Graham Reid | | 1 min read
Those who only known Charlie Haden as the great jazz bassist who was in the original Ornette Coleman quartet, played with Keith Jarrett and Pat Metheny (among many others), is founder of the long-running Quartet West (which features New Zealand-born pianist Alan Broadbent) and any number of other jazz credentials might be wise to give this one a broad swerve.
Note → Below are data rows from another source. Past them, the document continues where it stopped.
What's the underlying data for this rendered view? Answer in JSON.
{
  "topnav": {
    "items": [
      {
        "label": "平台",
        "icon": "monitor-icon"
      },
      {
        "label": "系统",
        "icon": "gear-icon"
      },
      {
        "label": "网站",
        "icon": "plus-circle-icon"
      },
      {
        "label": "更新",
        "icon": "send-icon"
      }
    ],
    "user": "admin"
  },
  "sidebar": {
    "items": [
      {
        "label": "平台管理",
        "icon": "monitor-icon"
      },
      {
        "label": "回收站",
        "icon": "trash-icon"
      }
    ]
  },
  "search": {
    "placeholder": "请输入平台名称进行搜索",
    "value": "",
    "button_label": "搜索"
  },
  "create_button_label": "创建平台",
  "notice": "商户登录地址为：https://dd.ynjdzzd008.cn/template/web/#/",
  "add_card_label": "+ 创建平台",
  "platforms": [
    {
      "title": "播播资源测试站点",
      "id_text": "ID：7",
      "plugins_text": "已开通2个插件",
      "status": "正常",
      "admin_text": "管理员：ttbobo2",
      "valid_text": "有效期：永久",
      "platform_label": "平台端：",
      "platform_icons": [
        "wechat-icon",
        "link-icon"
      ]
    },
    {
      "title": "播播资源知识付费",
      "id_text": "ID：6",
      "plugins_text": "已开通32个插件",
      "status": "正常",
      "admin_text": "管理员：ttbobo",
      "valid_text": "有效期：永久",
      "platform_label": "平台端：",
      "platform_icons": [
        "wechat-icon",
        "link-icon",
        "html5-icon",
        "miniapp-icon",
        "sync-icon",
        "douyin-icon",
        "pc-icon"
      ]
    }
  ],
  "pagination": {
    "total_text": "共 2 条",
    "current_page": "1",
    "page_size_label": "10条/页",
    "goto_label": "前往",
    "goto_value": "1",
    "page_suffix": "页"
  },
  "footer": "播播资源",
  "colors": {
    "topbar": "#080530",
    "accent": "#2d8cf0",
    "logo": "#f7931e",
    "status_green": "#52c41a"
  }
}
It's old time country music.
As a child Haden was a member of his family band in Shenandoah, Iowa and they sang country songs on radio, Charlie joining when he was two and performing until he was 15. When illness forced him to quit singing he took up bass and backed country artists until he moved to LA and met Coleman.
With a family of musician children (Josh helmed his own band Spain, his daughters Rachel and Petra had their own band That Dog which opened for Johnny Cash at Carnegie Hall in '94) and Haden's own albums referencing country music with increasing frequency, this family album was to be expected.
Here with guests such as Vince Gill, Metheny, Jack Black, Bruce Hornby, Bela Fleck, Elvis Costello, Roseanne Cash and others, the family go back to the faded songbooks for a charming and loving collection of old time songs (many of a religious bent) given a contemporary polish.
And it goes out with a crackling 1939 recording of Charlie, the "yodellin' cowboy", aged two before he comes back as his 71-year old self and sings a quivering and emotional Oh Shenandoah (with Metheny on guitar and Jerry Douglas on dobro) as a tribute to his parents.
Sentimental for sure, but purty darn good for all that.